Point de rupture et problématique professionnelle
Le point de rupture de ce travail de recherche provient d’un cours sur le rétablissement en santé mentale, ainsi que de recherches complémentaires sur l’expérience de vivre avec une psychose. En introduction de son cours, l’intervenant chargé du sujet a présenté des témoignages de personnes ayant été diagnostiquées psychotiques. Tous évoquent le changement brutal qu’a représenté la survenue de la maladie psychique dans leurs vies : arrêt des études, perte de l’emploi, ou encore isolement social. La question s’est posée de savoir, dans une perspective ergothérapique, si le premier épisode de psychose ne correspondrait pas à une rupture occupationnelle. Cette notion correspond au fait de ne plus pouvoir participer aux occupations, aux routines réalisées dans son environnement, ou encore à une perte de rôles sociaux. Ce type particulier de transition occupationnelle se caractérise selon Whiteford par son aspect imposé, imprévu, et par la perte de contrôle de l’individu qui la vit. Whiteford indique que la perte occupationnelle provient de facteurs internes, tels que la maladie. Il souligne également son aspect temporaire ou momentané (1).

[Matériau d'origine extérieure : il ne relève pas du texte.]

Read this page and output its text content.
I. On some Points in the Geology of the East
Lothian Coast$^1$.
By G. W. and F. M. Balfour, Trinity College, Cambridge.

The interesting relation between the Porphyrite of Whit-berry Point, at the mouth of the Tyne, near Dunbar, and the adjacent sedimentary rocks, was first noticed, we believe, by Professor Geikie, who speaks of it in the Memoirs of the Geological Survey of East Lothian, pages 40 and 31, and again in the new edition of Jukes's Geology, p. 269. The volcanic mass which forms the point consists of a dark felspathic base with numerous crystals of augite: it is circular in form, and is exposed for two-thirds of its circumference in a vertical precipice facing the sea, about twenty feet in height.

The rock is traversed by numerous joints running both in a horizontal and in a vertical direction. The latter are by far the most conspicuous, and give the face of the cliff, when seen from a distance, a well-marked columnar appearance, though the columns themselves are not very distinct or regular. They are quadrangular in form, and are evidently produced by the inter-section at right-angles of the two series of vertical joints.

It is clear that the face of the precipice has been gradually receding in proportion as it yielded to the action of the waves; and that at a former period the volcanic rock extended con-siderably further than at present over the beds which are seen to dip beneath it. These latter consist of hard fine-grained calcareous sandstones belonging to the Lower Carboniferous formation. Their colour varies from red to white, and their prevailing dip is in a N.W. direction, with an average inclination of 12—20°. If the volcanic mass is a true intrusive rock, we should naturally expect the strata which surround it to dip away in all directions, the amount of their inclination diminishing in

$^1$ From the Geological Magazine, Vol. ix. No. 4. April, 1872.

Cependant, il semble que chez les personnes psychotiques, des facteurs externes viennent s’ajouter et tendent à maintenir cette rupture occupationnelle, qui devient peu à peu une privation occupationnelle. En effet, la recherche montre que les personnes ayant des troubles psychiques sont particulièrement stigmatisées et discriminées dans leurs environnements. Des personnes atteintes de schizophrénie indiquent vivre une réduction des relations sociales, une tendance à être rendues responsables de problèmes survenant dans leur environnement, un changement de perception de leurs valeurs et de leur identité, des difficultés d’accès à l’emploi et au logement (2). Le rôle attribué à ces individus est celui de malade mental, avec tout ce que cela comporte de représentations négatives : folie, dangerosité, différence, etc. Cette stigmatisation externe influe sur ces personnes, qui se l’approprient, et tendent alors à s’auto-stigmatiser (3). Dès lors, l’alliance de la maladie mentale à la stigmatisation engendre des obstacles importants à la représentation de soi des personnes vivant avec une psychose. En situation de privation occupationnelle, au sein d’un environnement non-facilitateur, comment ces personnes se considèrent elles ? Qu’aspirent-elles à être, à devenir ? Qu’est-ce que l’identité occupationnelle chez les personnes psychotiques en général ?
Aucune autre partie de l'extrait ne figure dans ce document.